# I need a name



## farmerJohn (Feb 23, 2011)

This is my new mini donk, dont let the pink harness fool you, hes all man, its just the only one the previous owners had that would fit him, and he dosent trust me enough yet for me to be ready to change it, i dont want him running off before i can get the new one on, buy anyway, right now hes just called donkey, and he needs a better name, so any suggestions?


----------



## Electric (Feb 23, 2011)

Ears ?


----------



## dkosh (Feb 23, 2011)

"I will love him and pat him and I will call him George." One of my favorite quotes from Looney Tunes. So I vote George.


----------



## woodleighcreek (Feb 23, 2011)

dkosh said:
			
		

> "I will love him and pat him and I will call him George." One of my favorite quotes from Looney Tunes. So I vote George.


I vote Gorge too!


----------



## Weedchick (Feb 23, 2011)

_Gorgeous _George !


----------



## barredcountrycoop (Feb 23, 2011)

JoshBob


----------



## Goatherd (Feb 24, 2011)

Cletus


----------



## cattlecait (Feb 24, 2011)

I also vote George.

He's so cute!
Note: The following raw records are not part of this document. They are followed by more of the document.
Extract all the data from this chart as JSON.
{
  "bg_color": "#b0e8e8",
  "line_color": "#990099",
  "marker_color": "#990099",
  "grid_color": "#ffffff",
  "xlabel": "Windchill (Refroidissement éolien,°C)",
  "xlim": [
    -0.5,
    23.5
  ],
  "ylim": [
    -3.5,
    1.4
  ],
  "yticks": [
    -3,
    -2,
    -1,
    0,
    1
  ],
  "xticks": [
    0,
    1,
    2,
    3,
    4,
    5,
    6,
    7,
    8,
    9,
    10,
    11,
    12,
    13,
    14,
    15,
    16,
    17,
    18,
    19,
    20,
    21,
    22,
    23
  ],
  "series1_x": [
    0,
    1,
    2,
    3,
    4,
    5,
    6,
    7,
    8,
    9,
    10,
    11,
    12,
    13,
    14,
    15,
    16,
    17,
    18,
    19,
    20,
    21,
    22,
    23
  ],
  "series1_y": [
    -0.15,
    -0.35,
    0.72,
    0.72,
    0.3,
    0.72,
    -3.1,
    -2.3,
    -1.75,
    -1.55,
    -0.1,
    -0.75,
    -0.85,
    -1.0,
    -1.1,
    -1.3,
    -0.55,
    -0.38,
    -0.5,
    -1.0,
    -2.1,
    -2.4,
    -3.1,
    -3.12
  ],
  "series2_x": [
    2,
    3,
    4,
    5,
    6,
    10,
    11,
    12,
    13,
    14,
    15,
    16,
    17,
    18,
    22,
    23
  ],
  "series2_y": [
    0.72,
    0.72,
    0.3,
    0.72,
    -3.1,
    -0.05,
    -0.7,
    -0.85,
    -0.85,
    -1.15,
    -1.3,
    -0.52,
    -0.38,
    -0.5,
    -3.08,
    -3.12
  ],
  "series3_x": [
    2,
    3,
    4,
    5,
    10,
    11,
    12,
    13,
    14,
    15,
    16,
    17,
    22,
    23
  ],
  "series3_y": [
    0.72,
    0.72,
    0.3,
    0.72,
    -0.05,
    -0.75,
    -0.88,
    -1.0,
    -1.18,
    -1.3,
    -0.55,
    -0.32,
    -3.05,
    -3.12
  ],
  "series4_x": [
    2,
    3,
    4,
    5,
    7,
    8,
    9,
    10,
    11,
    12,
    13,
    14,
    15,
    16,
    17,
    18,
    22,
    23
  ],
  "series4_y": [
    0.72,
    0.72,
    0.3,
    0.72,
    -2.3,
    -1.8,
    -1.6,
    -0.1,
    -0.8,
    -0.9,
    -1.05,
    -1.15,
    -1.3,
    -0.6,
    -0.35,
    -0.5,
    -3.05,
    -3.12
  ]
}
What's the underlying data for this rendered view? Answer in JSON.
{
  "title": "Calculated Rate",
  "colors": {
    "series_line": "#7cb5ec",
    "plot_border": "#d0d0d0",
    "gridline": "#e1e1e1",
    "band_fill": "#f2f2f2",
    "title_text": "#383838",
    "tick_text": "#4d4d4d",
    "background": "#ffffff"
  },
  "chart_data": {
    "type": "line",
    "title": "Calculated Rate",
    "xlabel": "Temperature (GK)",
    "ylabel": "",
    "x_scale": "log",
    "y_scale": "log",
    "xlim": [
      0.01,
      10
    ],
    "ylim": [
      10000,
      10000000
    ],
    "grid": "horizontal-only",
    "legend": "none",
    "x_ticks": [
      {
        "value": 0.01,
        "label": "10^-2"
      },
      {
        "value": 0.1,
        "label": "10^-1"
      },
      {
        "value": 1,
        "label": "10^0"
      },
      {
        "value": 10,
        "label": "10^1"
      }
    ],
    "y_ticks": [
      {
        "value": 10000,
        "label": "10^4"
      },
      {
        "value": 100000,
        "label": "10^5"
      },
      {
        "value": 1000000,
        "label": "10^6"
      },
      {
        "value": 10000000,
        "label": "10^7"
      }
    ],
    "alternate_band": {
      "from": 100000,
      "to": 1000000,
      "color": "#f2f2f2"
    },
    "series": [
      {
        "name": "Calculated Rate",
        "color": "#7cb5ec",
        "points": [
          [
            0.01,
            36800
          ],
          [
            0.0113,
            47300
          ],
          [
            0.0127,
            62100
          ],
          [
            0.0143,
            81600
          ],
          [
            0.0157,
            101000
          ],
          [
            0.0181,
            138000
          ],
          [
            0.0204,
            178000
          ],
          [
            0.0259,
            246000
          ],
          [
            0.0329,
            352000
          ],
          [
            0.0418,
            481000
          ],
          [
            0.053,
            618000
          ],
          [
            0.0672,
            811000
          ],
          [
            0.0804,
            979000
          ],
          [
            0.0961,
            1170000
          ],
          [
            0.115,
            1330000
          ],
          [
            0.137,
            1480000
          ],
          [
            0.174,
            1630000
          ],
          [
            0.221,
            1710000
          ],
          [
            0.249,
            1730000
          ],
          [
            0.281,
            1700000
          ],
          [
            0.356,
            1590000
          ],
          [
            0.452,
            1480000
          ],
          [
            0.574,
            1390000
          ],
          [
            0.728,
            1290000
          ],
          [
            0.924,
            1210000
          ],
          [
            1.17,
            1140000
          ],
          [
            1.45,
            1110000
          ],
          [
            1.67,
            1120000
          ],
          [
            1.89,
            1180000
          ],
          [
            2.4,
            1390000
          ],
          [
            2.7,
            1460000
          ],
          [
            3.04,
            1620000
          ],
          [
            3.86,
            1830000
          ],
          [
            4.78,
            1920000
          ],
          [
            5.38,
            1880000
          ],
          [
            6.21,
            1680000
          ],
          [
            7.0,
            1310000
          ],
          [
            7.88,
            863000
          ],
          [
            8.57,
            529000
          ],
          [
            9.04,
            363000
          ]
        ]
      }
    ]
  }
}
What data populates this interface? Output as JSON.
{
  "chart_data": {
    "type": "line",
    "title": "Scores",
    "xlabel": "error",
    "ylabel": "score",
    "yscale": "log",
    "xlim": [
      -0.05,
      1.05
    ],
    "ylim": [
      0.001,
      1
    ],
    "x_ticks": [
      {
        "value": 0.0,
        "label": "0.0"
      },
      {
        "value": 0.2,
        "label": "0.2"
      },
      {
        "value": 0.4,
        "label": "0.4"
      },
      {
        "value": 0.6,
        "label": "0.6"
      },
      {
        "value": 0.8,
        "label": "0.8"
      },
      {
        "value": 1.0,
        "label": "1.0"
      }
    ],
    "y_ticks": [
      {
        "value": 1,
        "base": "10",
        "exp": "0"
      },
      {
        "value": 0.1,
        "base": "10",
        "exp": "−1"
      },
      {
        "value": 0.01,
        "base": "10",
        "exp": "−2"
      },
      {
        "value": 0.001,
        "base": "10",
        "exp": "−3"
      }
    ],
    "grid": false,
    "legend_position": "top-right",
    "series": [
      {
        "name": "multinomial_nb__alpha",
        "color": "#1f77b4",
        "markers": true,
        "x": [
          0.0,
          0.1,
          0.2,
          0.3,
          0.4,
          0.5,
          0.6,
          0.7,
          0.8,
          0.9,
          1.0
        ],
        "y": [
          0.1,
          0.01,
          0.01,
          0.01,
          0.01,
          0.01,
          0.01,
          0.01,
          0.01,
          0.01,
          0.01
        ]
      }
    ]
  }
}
Er...Handsome!


----------



## goodhors (Feb 24, 2011)

I always like Edgar Rice Burro!  A friend had him for many years.


----------



## glenolam (Feb 24, 2011)

Seems to me that you came up with a name in your first post....Donk.
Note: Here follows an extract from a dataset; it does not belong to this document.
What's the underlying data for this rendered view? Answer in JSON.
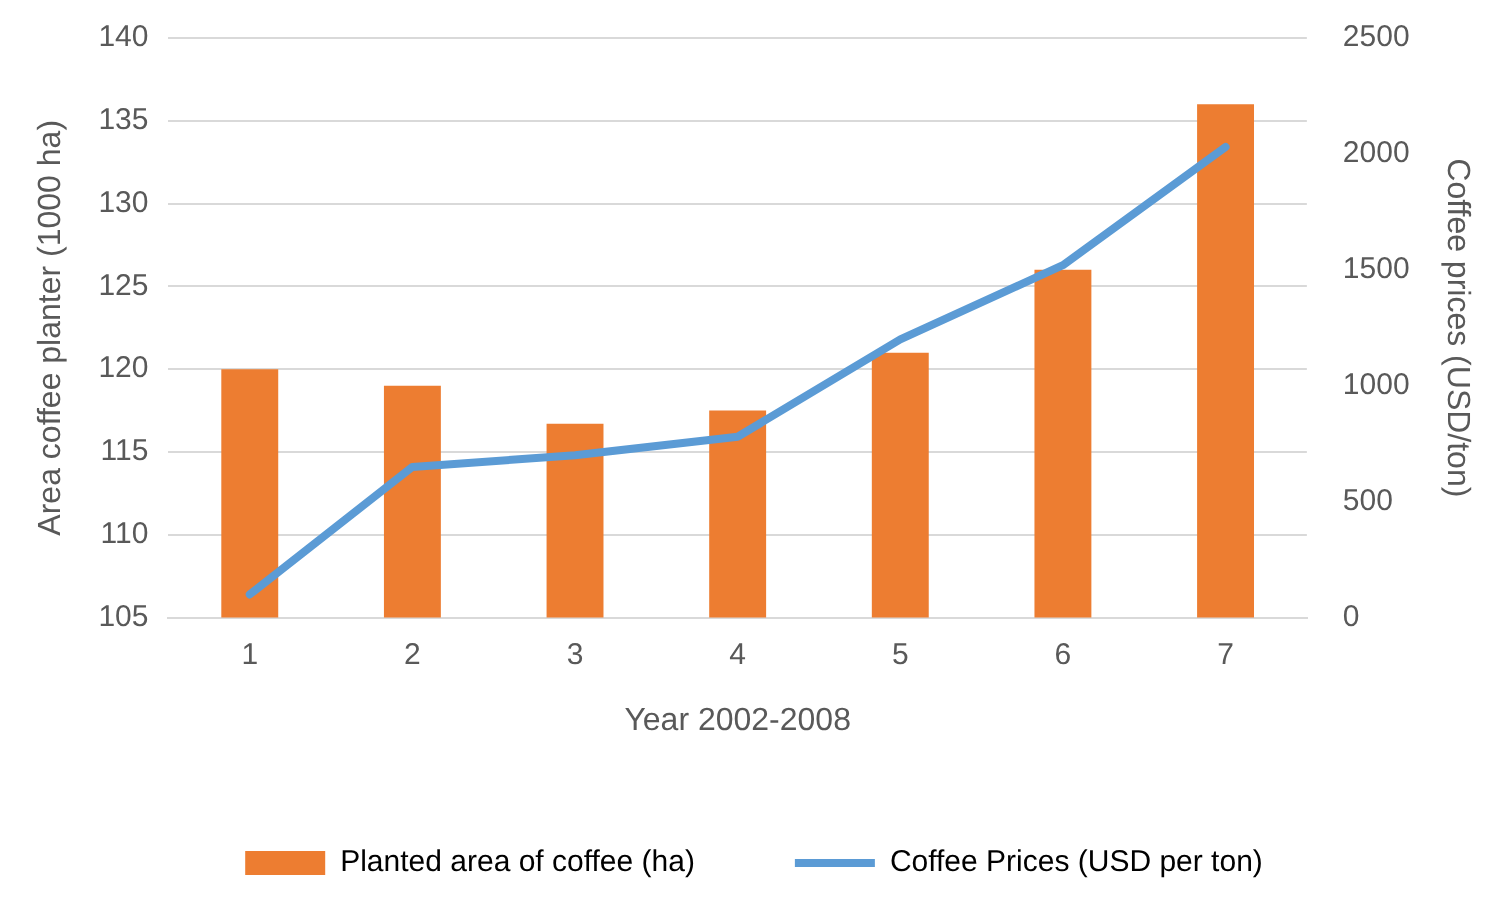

Or Pinky, but I think he'd get confused at that one!

Side note - why is George always such a fitting name for all male animals!?!?!


----------



## cattlecait (Feb 24, 2011)

glenolam said:
			
		

> Seems to me that you came up with a name in your first post....Donk.
> 
> Or Pinky, but I think he'd get confused at that one!
> 
> Side note - why is George always such a fitting name for all male animals!?!?!


Not sure. I had a rabbit bloodline that started with George, then his son George Jr., then George III, etc and so forth.

I always remember the "I will love him and pet him and name him George" quote lol.


----------



## Imthe momma (Feb 25, 2011)

Nester...I loved that story Nester the long eared Donkey when I was a kid.


----------



## country freedom (Feb 28, 2011)

Has a name been given yet?
If not so, how about....

Daniel the Donkey


----------



## Budlady (Apr 1, 2011)

Imthe momma said:
			
		

> Nester...I loved that story Nester the long eared Donkey when I was a kid.


lol my mini donkey is named nester


----------



## ChickenGirl11 (Apr 3, 2011)

Does he have a name yet??


----------



## GLENMAR (May 10, 2011)

Mine is named Elvis.


----------



## Lizzie098 (May 10, 2011)

How about Jack! 
 lol i'm joking how does Da Vinci, Fletch, Java, Yosemite, or Quantas, sound?

  I think he looks like a Java though!


----------



## Double T (May 22, 2011)

lol mine goes by donk a lot of time, but his official name is DJ, for Don Juan, lol


----------



## Goatmasta (May 22, 2011)

I would name him "Don" and get him a girlfriend name her "Key"...  Makes it easy to call them at feeding time


----------